Volkswagen Golf 7 GTI review (2012-2020) – interior and technology
Being the same size as the standard Golf means the GTI is a very practical car. Standard tech includes DAB radio, Bluetooth connectivity and, perhaps most impressively, adaptive cruise control
If you need the extra practicality that rear doors offer, the five-door GTI can oblige. And you’re not alone. The five-door model accounts for about 70 per cent of all GTI sales. The GTI is virtually identical to the standard Golf in terms of size, so it's just as practical as the standard car. There's a generous 380-litre boot with an adjustable floor, making it better for luggage than the Ford Focus ST, but it has less cargo capacity than the Honda Civic Type R and significantly less than a Skoda Octavia vRS.

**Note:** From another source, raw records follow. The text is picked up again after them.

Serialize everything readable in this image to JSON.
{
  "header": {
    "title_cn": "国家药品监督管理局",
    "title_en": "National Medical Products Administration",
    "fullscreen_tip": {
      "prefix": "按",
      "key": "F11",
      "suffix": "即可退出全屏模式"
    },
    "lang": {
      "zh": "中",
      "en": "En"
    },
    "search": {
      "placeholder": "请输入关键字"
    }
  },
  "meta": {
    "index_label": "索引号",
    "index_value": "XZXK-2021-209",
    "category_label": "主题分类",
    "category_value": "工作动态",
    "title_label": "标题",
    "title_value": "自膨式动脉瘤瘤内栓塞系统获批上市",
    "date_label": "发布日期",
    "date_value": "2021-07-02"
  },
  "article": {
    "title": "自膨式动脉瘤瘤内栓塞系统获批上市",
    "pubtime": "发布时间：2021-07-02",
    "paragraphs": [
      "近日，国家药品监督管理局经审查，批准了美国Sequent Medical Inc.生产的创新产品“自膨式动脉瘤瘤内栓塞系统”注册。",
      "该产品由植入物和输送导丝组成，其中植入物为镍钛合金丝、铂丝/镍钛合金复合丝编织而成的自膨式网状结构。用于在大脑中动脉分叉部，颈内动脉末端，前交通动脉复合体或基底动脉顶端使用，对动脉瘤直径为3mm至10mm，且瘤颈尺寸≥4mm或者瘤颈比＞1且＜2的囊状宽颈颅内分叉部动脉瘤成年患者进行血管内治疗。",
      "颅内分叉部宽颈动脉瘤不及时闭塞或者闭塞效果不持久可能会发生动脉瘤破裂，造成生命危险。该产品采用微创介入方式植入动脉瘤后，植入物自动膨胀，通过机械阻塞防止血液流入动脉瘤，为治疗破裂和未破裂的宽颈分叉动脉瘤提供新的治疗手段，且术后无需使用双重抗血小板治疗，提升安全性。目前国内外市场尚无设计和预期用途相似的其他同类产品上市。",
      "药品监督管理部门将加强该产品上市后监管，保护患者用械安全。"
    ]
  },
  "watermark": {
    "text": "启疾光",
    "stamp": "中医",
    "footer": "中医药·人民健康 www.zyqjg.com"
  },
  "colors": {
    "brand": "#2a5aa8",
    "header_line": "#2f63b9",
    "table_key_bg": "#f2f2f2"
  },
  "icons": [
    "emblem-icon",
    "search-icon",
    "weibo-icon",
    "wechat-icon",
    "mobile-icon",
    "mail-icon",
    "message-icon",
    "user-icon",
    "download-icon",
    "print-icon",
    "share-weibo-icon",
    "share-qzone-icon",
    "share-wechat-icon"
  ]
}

With the rear seats folded flat the load area becomes even more practical – it's completely flat and the low lip makes it easy to get things in and out. The rear seats are definitely large enough for most adults and there are plenty of storage cubbies around the cabin. Standard tech includes DAB radio, Bluetooth connectivity and, perhaps most impressively, adaptive cruise control.
The interior changes in the GTI are mostly contained to tech upgrades, with the GTI getting a new 8-inch infotainment system, although the larger discover pro system is available on the options list alongside a new set of digital dials. Both systems help raise the interior wow factor but don't work quite as intuitively as the standard dials or infotainment system.